3. Les bouleversements apportés par internet changent la relation entre monde politique et citoyens et l'équilibre entre démocratie représentative et démocratie directe. Ils imposent de s'interroger sur les nouvelles opportunités qui s'ouvrent pour une démocratie plus forte et dynamique, mais aussi sur les nouveaux dangers qui peuvent l'affaiblir, et sur le rôle qu'ont dans ce contexte les législateurs.

4. Internet facilite la mobilisation des citoyens et assure à leurs actions une visibilité renforcée. Il a aussi profondément modifié la communication institutionnelle et l'articulation des relations entre électeurs et forces politiques, ainsi qu'entre citoyens, élus et administrations. Plus généralement, il a enrichi les possibilités de participation à la vie politique. Internet est donc un élément essentiel de la démocratie moderne et les institutions politiques doivent tenir compte du foisonnement d'initiatives de participation citoyenne qui prennent forme sur le web.

5. Les progrès en matière de technologies de communication permettront à l'avenir d'utiliser le vote électronique pour développer les mécanismes traditionnels de la démocratie. Ce processus devrait être graduel.

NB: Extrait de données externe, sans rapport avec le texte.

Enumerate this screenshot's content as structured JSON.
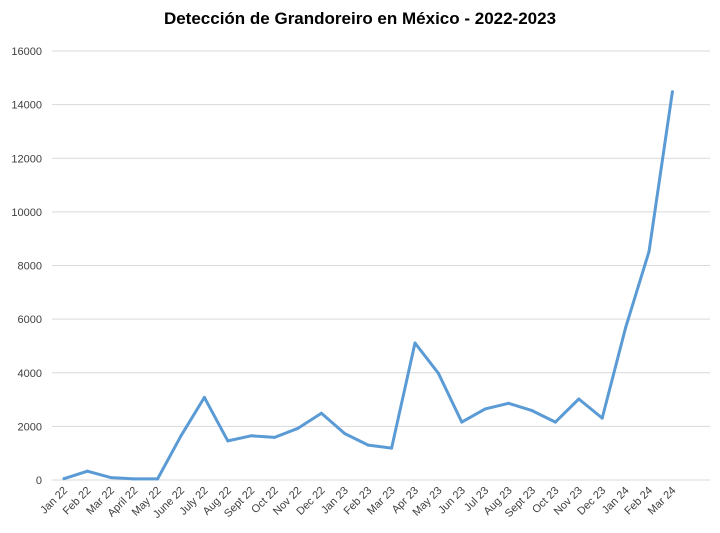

6. Toutefois, l'Assemblée ne croit pas que, dans le monde complexe d'aujourd'hui, il soit possible de remplacer la représentation politique issue du suffrage universel par un quelconque modèle fondé essentiellement sur des processus de démocratie directe par voie électronique et ce même à supposer que tous aient accès aux procédures de consultation et vote par internet et que l'on puisse trouver une réponse adéquate aux problèmes qui freinent la généralisation du vote électronique.

7. La définition et la mise en oeuvre des politiques exigent des choix à long terme, qui appellent des négociations complexes et mettent en jeu des intérêts conflictuels difficiles à pondérer; cette complexité n'est pas appréhendée suffisamment dans les processus décisionnels sur la Toile, qui doivent nécessairement simplifier le contenu des discussions. Les politiques publiques exigent aussi une cohérence interne et une coordination auxquelles la fragmentation du processus décisionnel sur le web opposerait des obstacles infranchissables.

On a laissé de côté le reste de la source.